A selective impairment of the large proprioceptive sensory fibers without motor impairment can occur and present as a prominent sensory ataxia, which is a loss of balance and coordination due to loss of the proprioceptive inputs from the periphery and loss of position sense.[11]
Brain disease

Wernicke's encephalopathy (WE), Korsakoff syndrome (also called alcohol amnestic disorder), and Wernicke–Korsakoff syndrome are forms of dry beriberi.[4]

Wernicke's encephalopathy is the most frequently encountered manifestation of thiamine deficiency in Western society,[12][13] though it may also occur in patients with impaired nutrition from other causes, such as gastrointestinal disease,[12] those with HIV/AIDS, and with the injudicious administration of parenteral glucose or hyperalimentation without adequate B-vitamin supplementation.[14] This is a striking neuro-psychiatric disorder characterized by paralysis of eye movements, abnormal stance and gait, and markedly deranged mental function.[15]

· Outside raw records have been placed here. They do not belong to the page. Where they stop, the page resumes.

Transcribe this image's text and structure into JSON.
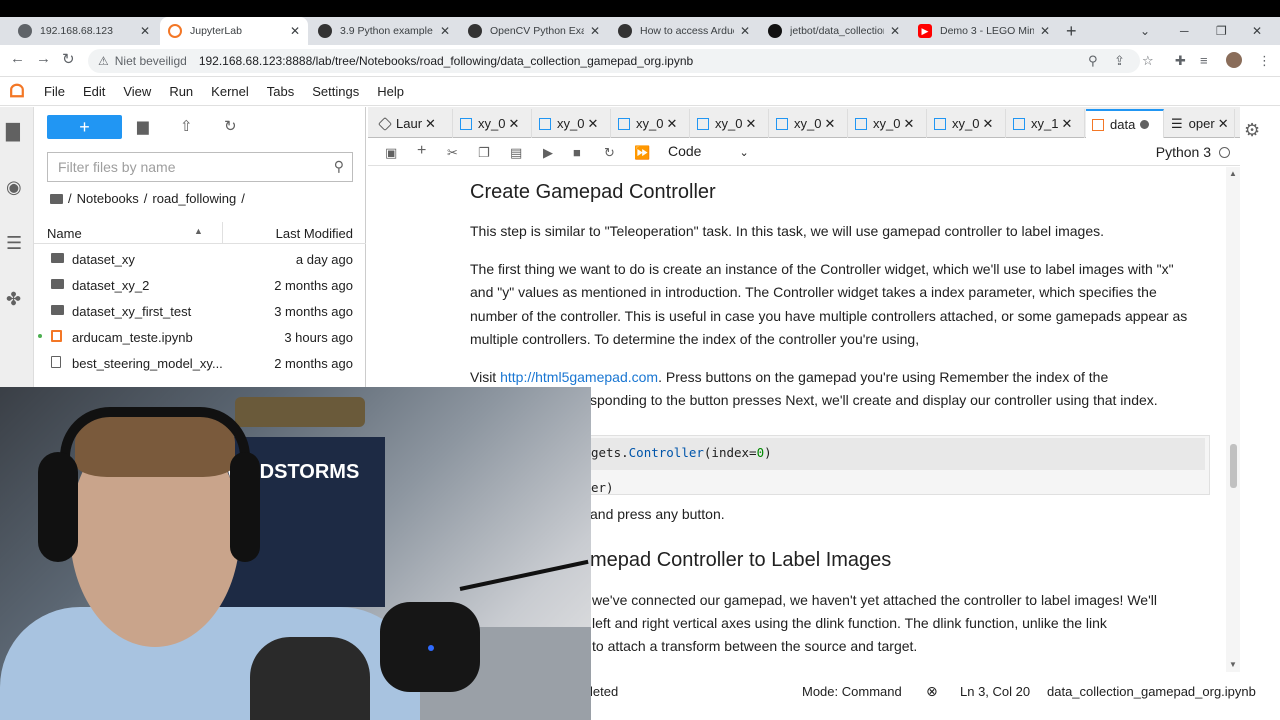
{
  "browser": {
    "tabs": [
      {
        "title": "192.168.68.123",
        "active": false
      },
      {
        "title": "JupyterLab",
        "active": true
      },
      {
        "title": "3.9 Python example -",
        "active": false
      },
      {
        "title": "OpenCV Python Exam",
        "active": false
      },
      {
        "title": "How to access Arducam",
        "active": false
      },
      {
        "title": "jetbot/data_collection",
        "active": false
      },
      {
        "title": "Demo 3 - LEGO Mind",
        "active": false
      }
    ],
    "close_glyph": "✕",
    "new_tab": "+",
    "security_label": "Niet beveiligd",
    "url": "192.168.68.123:8888/lab/tree/Notebooks/road_following/data_collection_gamepad_org.ipynb"
  },
  "menu": [
    "File",
    "Edit",
    "View",
    "Run",
    "Kernel",
    "Tabs",
    "Settings",
    "Help"
  ],
  "filebrowser": {
    "new_label": "+",
    "filter_placeholder": "Filter files by name",
    "breadcrumb": [
      "/",
      "Notebooks",
      "/",
      "road_following",
      "/"
    ],
    "col_name": "Name",
    "col_modified": "Last Modified",
    "files": [
      {
        "name": "dataset_xy",
        "modified": "a day ago",
        "type": "folder"
      },
      {
        "name": "dataset_xy_2",
        "modified": "2 months ago",
        "type": "folder"
      },
      {
        "name": "dataset_xy_first_test",
        "modified": "3 months ago",
        "type": "folder"
      },
      {
        "name": "arducam_teste.ipynb",
        "modified": "3 hours ago",
        "type": "notebook"
      },
      {
        "name": "best_steering_model_xy...",
        "modified": "2 months ago",
        "type": "file"
      }
    ]
  },
  "doctabs": [
    {
      "label": "Laur"
    },
    {
      "label": "xy_0"
    },
    {
      "label": "xy_0"
    },
    {
      "label": "xy_0"
    },
    {
      "label": "xy_0"
    },
    {
      "label": "xy_0"
    },
    {
      "label": "xy_0"
    },
    {
      "label": "xy_0"
    },
    {
      "label": "xy_1"
    },
    {
      "label": "data"
    },
    {
      "label": "oper"
    }
  ],
  "toolbar": {
    "cell_type": "Code",
    "kernel": "Python 3"
  },
  "notebook": {
    "heading1": "Create Gamepad Controller",
    "para1": "This step is similar to \"Teleoperation\" task. In this task, we will use gamepad controller to label images.",
    "para2": "The first thing we want to do is create an instance of the Controller widget, which we'll use to label images with \"x\" and \"y\" values as mentioned in introduction. The Controller widget takes a index parameter, which specifies the number of the controller. This is useful in case you have multiple controllers attached, or some gamepads appear as multiple controllers. To determine the index of the controller you're using,",
    "para3_pre": "Visit ",
    "para3_link": "http://html5gamepad.com",
    "para3_post": ". Press buttons on the gamepad you're using Remember the index of the",
    "para3_line2": "sponding to the button presses Next, we'll create and display our controller using that index.",
    "code_line1_a": "gets.",
    "code_line1_b": "Controller",
    "code_line1_c": "(index=",
    "code_line1_d": "0",
    "code_line1_e": ")",
    "code_line2": "er)",
    "para4": "and press any button.",
    "heading2": "mepad Controller to Label Images",
    "para5_l1": "we've connected our gamepad, we haven't yet attached the controller to label images! We'll",
    "para5_l2": "left and right vertical axes using the dlink function. The dlink function, unlike the link",
    "para5_l3": "to attach a transform between the source and target."
  },
  "status": {
    "left": "leted",
    "mode": "Mode: Command",
    "position": "Ln 3, Col 20",
    "filename": "data_collection_gamepad_org.ipynb"
  },
  "webcam": {
    "box_text": "MINDSTORMS"
  }
}
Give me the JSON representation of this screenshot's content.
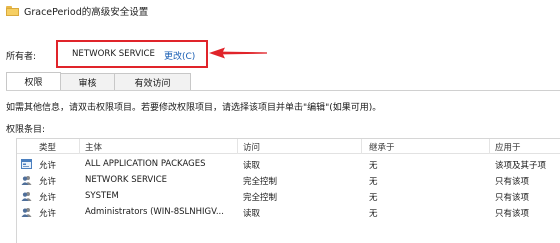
{
  "window": {
    "title": "GracePeriod的高级安全设置"
  },
  "owner": {
    "label": "所有者:",
    "name": "NETWORK SERVICE",
    "change_link": "更改(C)"
  },
  "tabs": [
    {
      "label": "权限",
      "active": true
    },
    {
      "label": "审核",
      "active": false
    },
    {
      "label": "有效访问",
      "active": false
    }
  ],
  "info_text": "如需其他信息，请双击权限项目。若要修改权限项目，请选择该项目并单击\"编辑\"(如果可用)。",
  "entries_label": "权限条目:",
  "table": {
    "headers": {
      "type": "类型",
      "principal": "主体",
      "access": "访问",
      "inherited": "继承于",
      "applies": "应用于"
    },
    "rows": [
      {
        "icon": "app-packages-icon",
        "type": "允许",
        "principal": "ALL APPLICATION PACKAGES",
        "access": "读取",
        "inherited": "无",
        "applies": "该项及其子项"
      },
      {
        "icon": "users-icon",
        "type": "允许",
        "principal": "NETWORK SERVICE",
        "access": "完全控制",
        "inherited": "无",
        "applies": "只有该项"
      },
      {
        "icon": "users-icon",
        "type": "允许",
        "principal": "SYSTEM",
        "access": "完全控制",
        "inherited": "无",
        "applies": "只有该项"
      },
      {
        "icon": "users-icon",
        "type": "允许",
        "principal": "Administrators (WIN-8SLNHIGV...",
        "access": "读取",
        "inherited": "无",
        "applies": "只有该项"
      }
    ]
  },
  "colors": {
    "highlight": "#e0242a",
    "link": "#1a5fb4"
  }
}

Korsakoff syndrome, in general, is considered to occur with deterioration of brain function in patients initially diagnosed with WE.[16] This is an amnestic-confabulatory syndrome characterized by retrograde and anterograde amnesia, impairment of conceptual functions, and decreased spontaneity and initiative.[17]

Alcoholics may have thiamine deficiency because of:

Inadequate nutritional intake: Alcoholics tend to intake less than the recommended amount of thiamine.